Here is why we did it. First is to get our best understanding of current conditions with the hope of setting a baseline. Over time will a greater percentage of Americans get to live in walkable places? Or will more people be denied its benefits by autocentric land use policies? We hope to update this database as the underlying databases are updated.
Next, this approach highlights the importance of adding housing to walkable neighborhoods, not just making streets more walkable. Both approaches allow more people to live in places with activity friendly routes to the places they want to go. We believe walkability proponents should be advocates for better streets and better land use laws.
The data is also revealing. Relatively few residents get to live in the most walkable places, and a majority live in places rated below average or least walkable. The data also shows stark differences among different places.
Each geographical area (state, county, or city) has a number that measures walkable land uses weighted by population. We are not aware of any other walkability measure that attempts to answer how well states or cities are providing their overall population with walkable places.
By this analysis, the top five states are Rhode Island, California, Oregon, New Jersey and New York. Mississippi holds down the 50th spot, with West Virginia, Alabama, Arkansas and South Carolina above it in order. Go into the index, and find out how your state or city ranks.
So how are these numbers determined? Let’s walk through the methodology. We took the EPA’s National Walkability Index – which ranks U.S. Census block groups according to their relative walkability – and cross referenced it with the American Community Survey, a U.S. Census survey that provides information on a yearly basis about our nation and its people.
We have to acknowledge up front that there are data limitations.
The EPA’s National Walkability Index is primarily based on measures of the built environment that affect whether people walk: street intersection density, proximity to transit stops, and diversity of land uses. Research demonstrates that people that live in such neighborhoods actually walk or roll more, and enjoy many of the benefits of active living. Due to current data limitation the National Walkability Index does not measure sidewalks, disability access, shade or street level amenities. For this reason we are calling this tool a “Walkable Land Use” analysis.
The “Population-Weighted Mean Walkable Land Use” found in our tables for each community is an extension of the data found in EPA’s National Walkability Index. That index measured the various walkable land use factors described above for every Census block group in the United States on a scale from 1-20. We averaged them, weighted them by the population of the block groups, and then converted it to a ten point scale to develop the average walkability index in our tables. A full explanation of EPA’s methodology is here.
We also must note that particularly dense cities (e.g. New York City) do not score particularly well. We believe that the algorithm in the EPA Walkability Index does not work as well where census block groups are geographically very small due to density. Such areas do not have the diversity of uses that yield a good walkability score, even though they are immediately next to a block group (like across the street) that has diverse uses. So that is a significant caveat. Such dense cities are outliers – we think the rankings work well for other cities.
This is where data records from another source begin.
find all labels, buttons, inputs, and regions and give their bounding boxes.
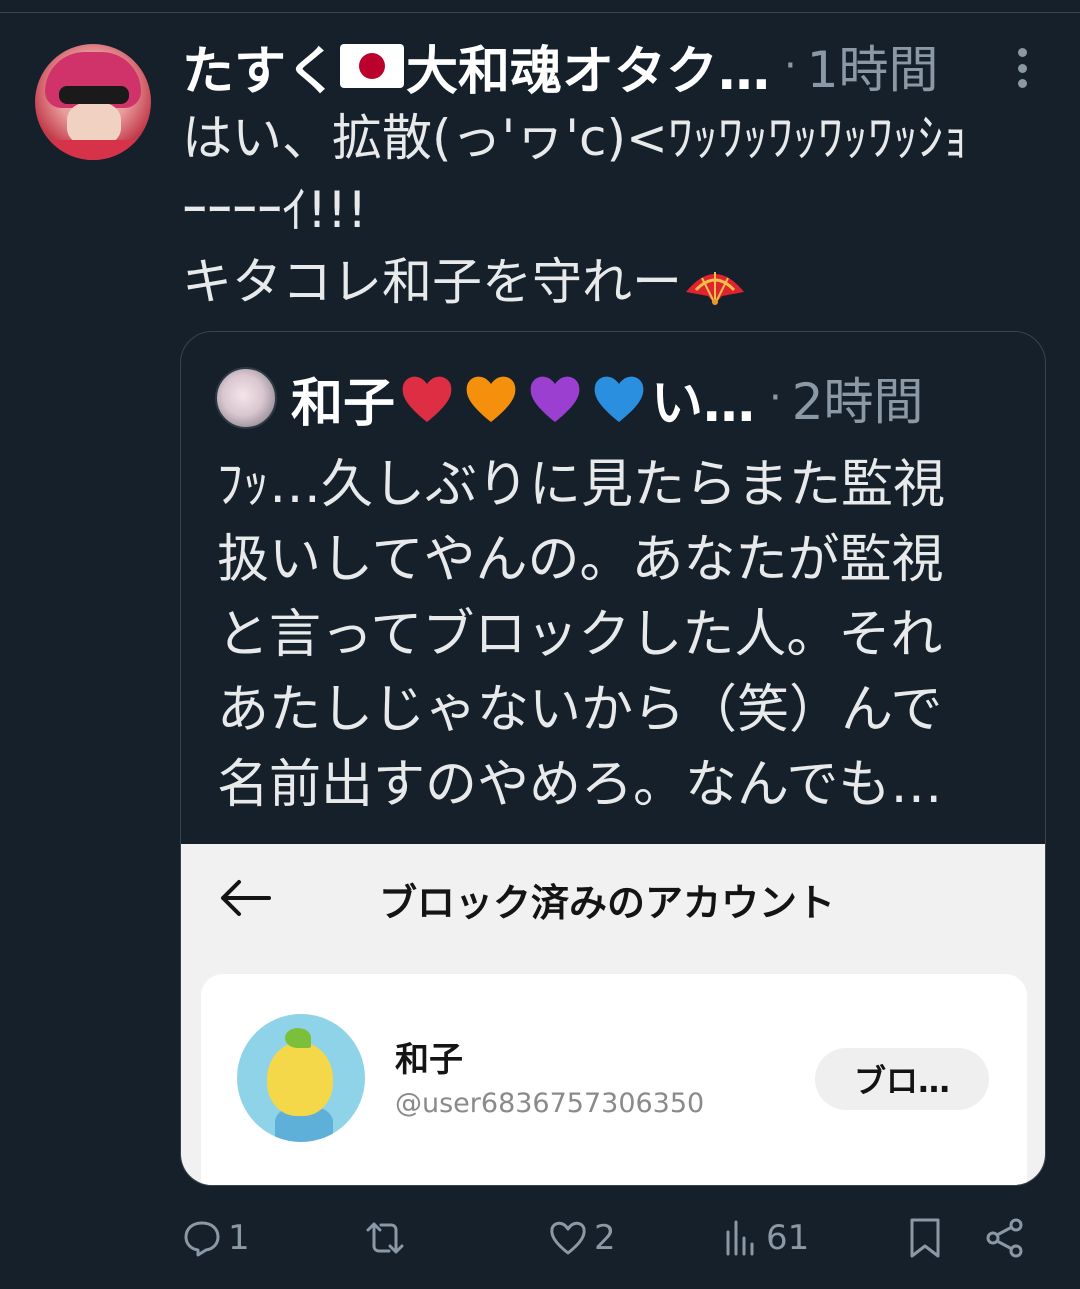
tweet-text-line: キタコレ和子を守れー — [182, 253, 682, 311]
tweet-header: たすく 大和魂オタク… · 1時間 — [182, 30, 939, 102]
screenshot-title: ブロック済みのアカウント — [379, 881, 836, 925]
quote-header: 和子 い… · 2時間 — [215, 362, 924, 434]
quote-text-line: あたしじゃないから（笑）んで — [217, 680, 943, 740]
reply-icon — [184, 1221, 220, 1257]
repost-icon — [366, 1222, 404, 1254]
blocked-account-avatar — [237, 1014, 365, 1142]
tweet-text-line: ｰｰｰｰｲ!!! — [182, 181, 368, 239]
quote-text-line: 扱いしてやんの。あなたが監視 — [217, 530, 944, 590]
views-chart-icon — [726, 1220, 754, 1256]
author-avatar[interactable] — [35, 44, 151, 160]
blocked-account-card: 和子 @user6836757306350 ブロ… — [201, 974, 1027, 1185]
quote-timestamp: 2時間 — [791, 373, 924, 431]
repost-button[interactable] — [362, 1206, 408, 1270]
quote-author-avatar — [215, 367, 277, 429]
quote-author-name-part1: 和子 — [291, 373, 396, 434]
quoted-tweet-card[interactable]: 和子 い… · 2時間 ﾌｯ…久しぶりに見たらまた監視 扱いしてやんの。あなたが… — [180, 331, 1046, 1186]
quote-separator: · — [769, 375, 782, 421]
reply-button[interactable]: 1 — [182, 1206, 250, 1270]
heart-outline-icon — [550, 1221, 586, 1255]
header-separator: · — [784, 43, 797, 89]
blocked-account-handle: @user6836757306350 — [395, 1088, 705, 1119]
bookmark-icon — [910, 1218, 940, 1258]
like-button[interactable]: 2 — [548, 1206, 616, 1270]
top-divider — [0, 0, 1080, 13]
red-heart-icon — [402, 376, 452, 422]
quote-text: ﾌｯ…久しぶりに見たらまた監視 扱いしてやんの。あなたが監視 と言ってブロックし… — [217, 448, 1017, 823]
blue-heart-icon — [594, 376, 644, 422]
purple-heart-icon — [530, 376, 580, 422]
author-name-part1[interactable]: たすく — [182, 29, 338, 104]
orange-heart-icon — [466, 376, 516, 422]
quote-text-line: ﾌｯ…久しぶりに見たらまた監視 — [217, 455, 946, 515]
quote-author-name-part2: い… — [651, 373, 756, 434]
share-icon — [986, 1218, 1023, 1258]
quote-attached-screenshot[interactable]: ブロック済みのアカウント 和子 @user6836757306350 ブロ… — [181, 844, 1045, 1185]
tweet-detail-page: たすく 大和魂オタク… · 1時間 はい、拡散(っ'ヮ'c)<ﾜｯﾜｯﾜｯﾜｯﾜ… — [0, 0, 1080, 1289]
back-arrow-icon — [221, 880, 271, 916]
quote-text-line: と言ってブロックした人。それ — [217, 605, 943, 665]
blocked-status-button: ブロ… — [815, 1048, 989, 1110]
share-button[interactable] — [984, 1206, 1026, 1270]
reply-count: 1 — [228, 1218, 250, 1258]
folding-fan-icon — [686, 271, 744, 305]
bookmark-button[interactable] — [908, 1206, 942, 1270]
views-count: 61 — [766, 1218, 810, 1258]
tweet-timestamp[interactable]: 1時間 — [807, 30, 939, 102]
blocked-account-name: 和子 — [395, 1040, 463, 1080]
japan-flag-icon — [340, 44, 405, 88]
author-name-part2[interactable]: 大和魂オタク… — [406, 29, 770, 104]
tweet-text-line: はい、拡散(っ'ヮ'c)<ﾜｯﾜｯﾜｯﾜｯﾜｯｼｮ — [182, 109, 968, 167]
views-button[interactable]: 61 — [724, 1206, 809, 1270]
tweet-action-bar: 1 2 61 — [0, 1206, 1080, 1270]
quote-text-line: 名前出すのやめろ。なんでも… — [217, 755, 943, 815]
tweet-text: はい、拡散(っ'ヮ'c)<ﾜｯﾜｯﾜｯﾜｯﾜｯｼｮ ｰｰｰｰｲ!!! キタコレ和… — [182, 102, 1052, 318]
more-options-icon[interactable] — [1012, 48, 1032, 88]
like-count: 2 — [594, 1218, 616, 1258]
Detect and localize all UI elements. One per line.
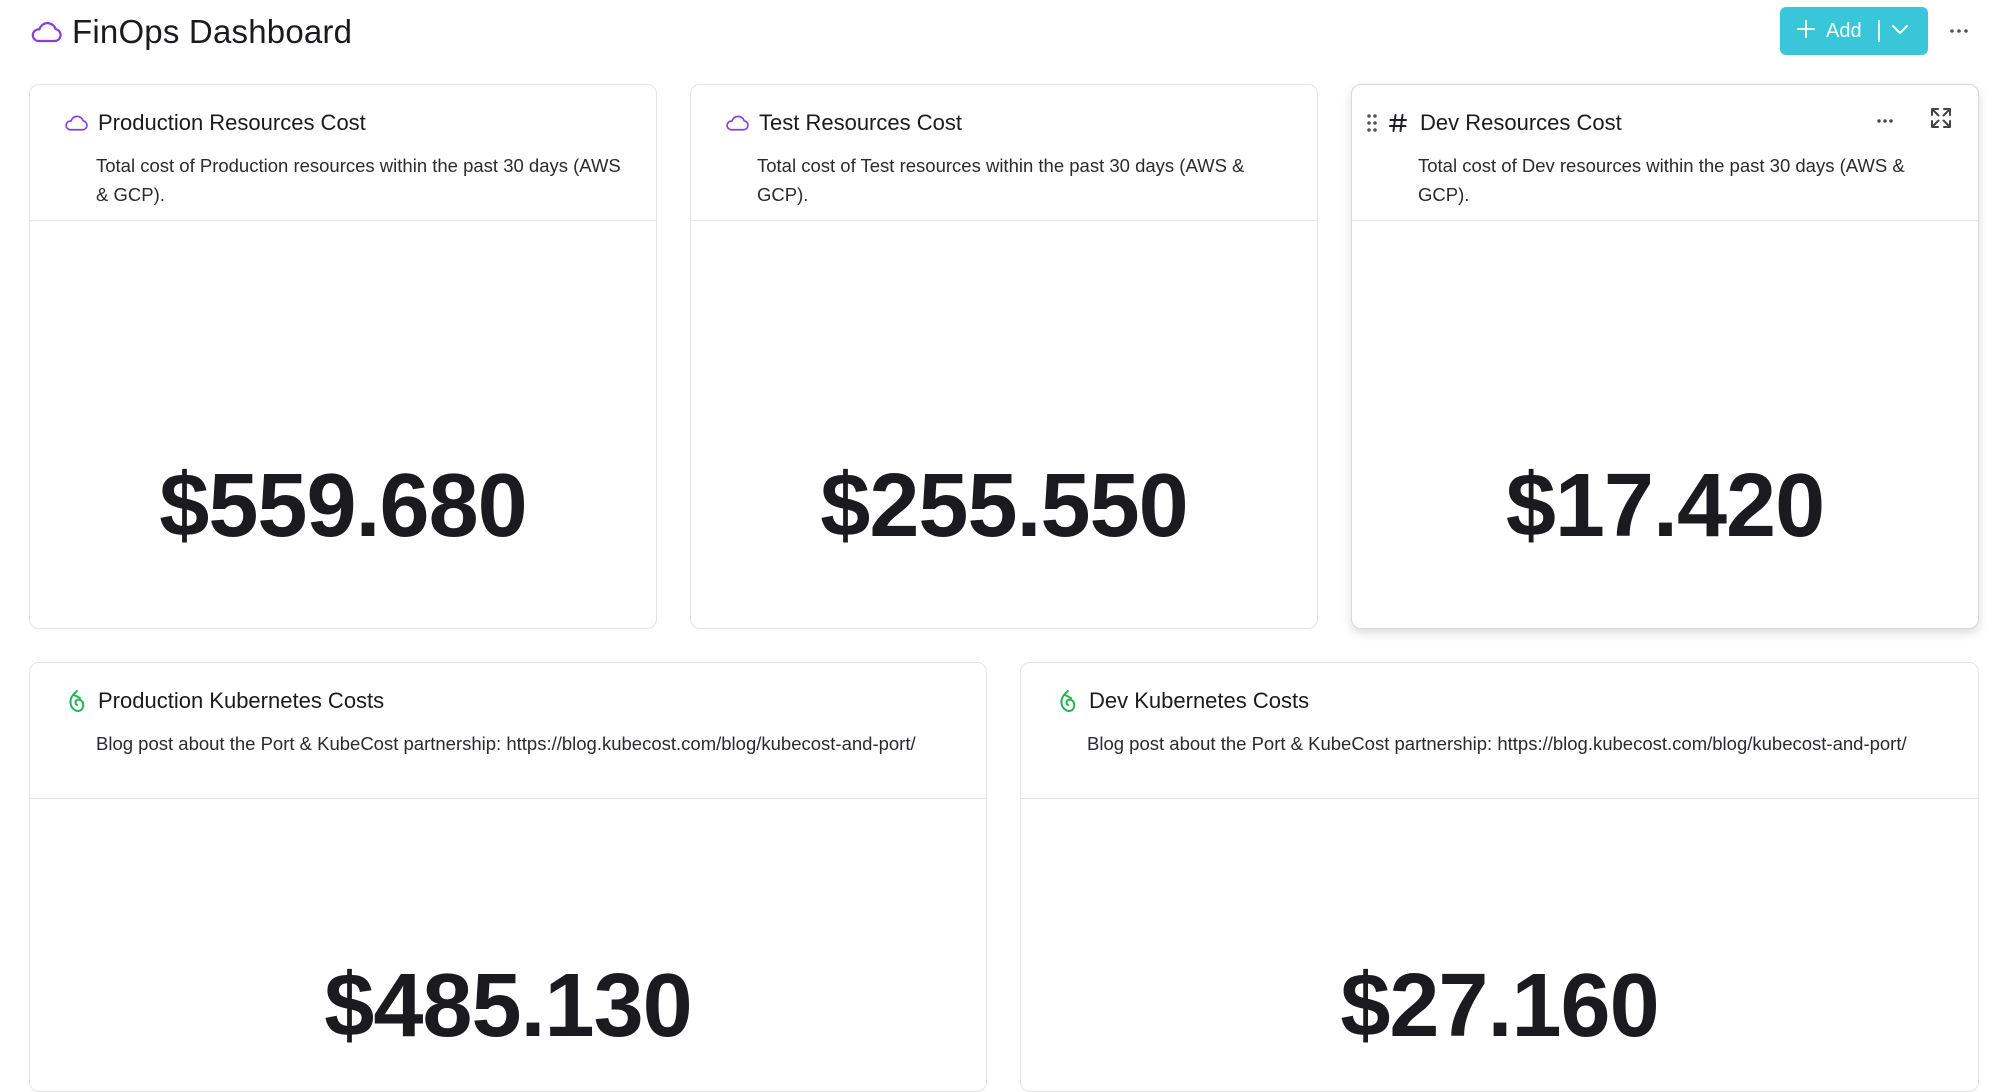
widget-description: Blog post about the Port & KubeCost part… [96,733,916,754]
more-horizontal-icon [1876,111,1894,129]
widget-value: $559.680 [159,456,527,556]
add-dropdown-toggle[interactable] [1880,7,1920,55]
widget-title: Dev Kubernetes Costs [1089,688,1310,713]
widget-dev-resources-cost[interactable]: Dev Resources Cost Total cost of Dev res… [1351,84,1979,629]
widget-title-row: Production Resources Cost [64,107,622,139]
hash-icon [1386,111,1410,135]
widget-header: Production Kubernetes Costs Blog post ab… [30,663,986,799]
widget-value: $255.550 [820,456,1188,556]
widget-header: Dev Kubernetes Costs Blog post about the… [1021,663,1978,799]
widget-title-row: Production Kubernetes Costs [64,685,952,717]
widget-title: Production Resources Cost [98,110,366,135]
widget-title-row: Dev Resources Cost [1386,107,1944,139]
plus-icon [1796,19,1816,44]
add-button[interactable]: Add [1780,7,1928,55]
kubecost-icon [64,689,88,713]
widget-value: $27.160 [1340,956,1659,1056]
page-title: FinOps Dashboard [72,13,353,50]
widget-description: Blog post about the Port & KubeCost part… [1087,733,1907,754]
kubecost-icon [1055,689,1079,713]
add-button-label: Add [1826,19,1862,42]
widget-more-button[interactable] [1870,105,1900,135]
widget-header: Production Resources Cost Total cost of … [30,85,656,221]
widget-production-kubernetes-costs[interactable]: Production Kubernetes Costs Blog post ab… [29,662,987,1092]
add-main-action[interactable]: Add [1780,7,1862,55]
widget-description: Total cost of Dev resources within the p… [1418,155,1905,205]
widget-title: Dev Resources Cost [1420,110,1622,135]
widget-title-row: Dev Kubernetes Costs [1055,685,1944,717]
widget-title-row: Test Resources Cost [725,107,1283,139]
widget-description: Total cost of Test resources within the … [757,155,1245,205]
widget-dev-kubernetes-costs[interactable]: Dev Kubernetes Costs Blog post about the… [1020,662,1979,1092]
widget-header: Dev Resources Cost Total cost of Dev res… [1352,85,1978,221]
widget-header: Test Resources Cost Total cost of Test r… [691,85,1317,221]
widget-title: Production Kubernetes Costs [98,688,385,713]
more-horizontal-icon [1949,21,1969,39]
cloud-icon [30,16,62,48]
chevron-down-icon [1891,22,1909,40]
cloud-icon [725,111,749,135]
expand-icon [1930,107,1952,134]
page-more-button[interactable] [1943,14,1975,46]
cloud-icon [64,111,88,135]
widget-description: Total cost of Production resources withi… [96,155,621,205]
widget-value: $17.420 [1505,456,1825,556]
widget-toolbar [1870,105,1956,135]
dashboard-header: FinOps Dashboard Add [0,0,1999,72]
widget-test-resources-cost[interactable]: Test Resources Cost Total cost of Test r… [690,84,1318,629]
widget-production-resources-cost[interactable]: Production Resources Cost Total cost of … [29,84,657,629]
widget-expand-button[interactable] [1926,105,1956,135]
widget-value: $485.130 [324,956,692,1056]
page-title-group: FinOps Dashboard [30,10,352,54]
widget-title: Test Resources Cost [759,110,962,135]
We also acknowledge that you may choose to quarrel with how EPA’s Walkability Index characterizes your neighborhood. (Indeed, we encourage you to do so – where you live should be more walkable and we need better data!) But even so, this analysis does provide a standard basis to determine which places have “good land use bones” for walkability, and where we know, from data, that people actually walk more.
The limitations of the data should be a clarion call for more investment into research. America Walks supports efforts to fill in the data gaps to get a more comprehensive understanding of the neighborhoods with deficient infrastructure, as well as the factors that truly change residents’ behavior. We are grateful for the extraordinary work to date of researchers who have demonstrated the powerful interactions of land use with active living and health outcomes.
The database does not only look at geography, it also looks at age, race, ethnicity, income, education, homeownership and primary transportation mode. So in looking at a geographic region, one can get an analysis of the demographics of those living in more or less walkable places. What do these deeper dives tell us? We encourage people to explore the database, and share what they find.
We look forward to your feedback, and seeing how it is used.
A special thanks to data analyst Elliott Day of LLTT who created this tool for America Walks
Other Reference materials:
Smart Location Database technical info:
Methodology/data sources:
The latest iteration of the National Walkability Index was published in 2021, using a variety of data sources published between 2017 and 2020. For the demographic estimates used in this analysis, we used the American Community Survey’s five-year estimates for 2015-2019. These are the latest data compatible with the geographies used by the National Walkability Index.